Community Service

Wantagh Boy Scout to honor veterans

Will install Vietnam memorial at Wantagh Park

Posted

A Wantagh Boy Scout is taking on one of the most extensive community service projects in recent memory as he works his way toward the Eagle rank.

Peter Dugan, 16, a sophomore at MacArthur High School, will be erecting a Vietnam veterans memorial at Wantagh Park, in addition to other work he has already completed. The monument will be made of black granite and include a symbolic quote and the POW/MIA symbol. There will be a fallen soldier statue on top.

Dugan and his nearly 25 volunteers spent the last two weekends of March preparing the site, adjacent to the administration building. They removed old wooden posts and installed new ones, along with stringing nautical rope from post to post.

The group also fixed up a shell walkway. They cleaned all the shells, put down new ones and leveled the path. Later this month, he plans to have the monument installed. Because it will weigh about a ton, a crane will likely be needed.

Dugan had to raise nearly $8,000 for his project. At a Tony Orlando concert for veterans last summer at Eisenhower Park, he sold wristbands and car magnets. When the veterans learned what he was selling for, they were happy to chip in, he said.

Last June he held a car wash at East Broadway Elementary School, and in June did a bake sale at Grace Episcopal Church in Massapequa.

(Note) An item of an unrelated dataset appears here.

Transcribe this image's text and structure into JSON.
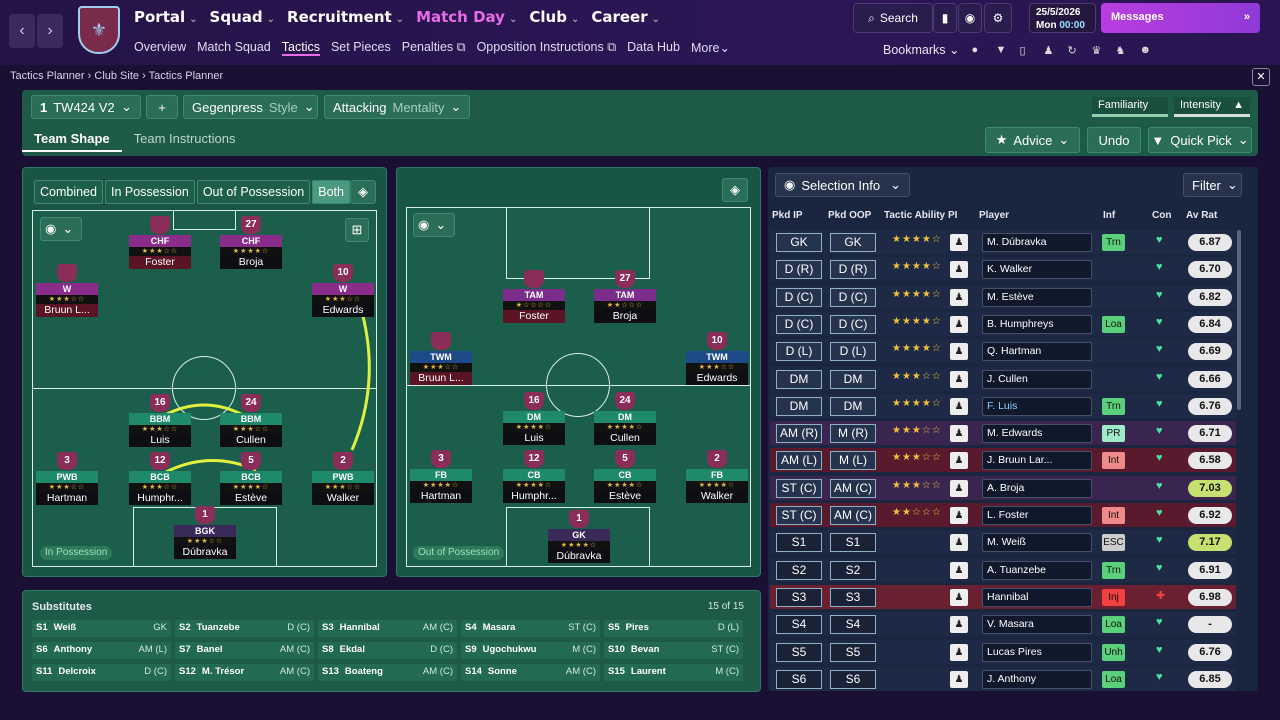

“It’s probably one of the largest fundraisers our troop has ever had,” said Scoutmaster Mark Elkin, of Troop 689, which is based in Seaford. “That’s a mammoth amount of money for a single scout to raise.”

In order to become an Eagle Scout, the highest honor in Scouting, a boy must complete a community service project, in addition to earning a minimum of 21 merit badges and other requirements. Dugan has been in the scouts since first grade, when he was a member of Cub Scout Pack 689.

He said he chose to do a project that honored veterans for his grandfather, who served two tours in Vietnam. “He’s just touched by it,” Dugan said. “He’s speechless.”

Dugan said that the project has been in the works since last January, and it was approved by Scout leaders in May. This May, he hopes to submit his project book, then appear before an Eagle Board of Review in anticipation of a Court of Honor ceremony in 2016.

He said completing work would not have been possible without the help of his volunteers, mostly other members of his troop. Dugan helped several scouts with their Eagle projects in the past, and many came back to return the favor.

A community service project requires a lot of planning, he explained, from fundraising, to getting necessary approvals, to assigning tasks to his volunteers. “Organization skills are definitely key to this,” he said. “Hard work will always pay off.”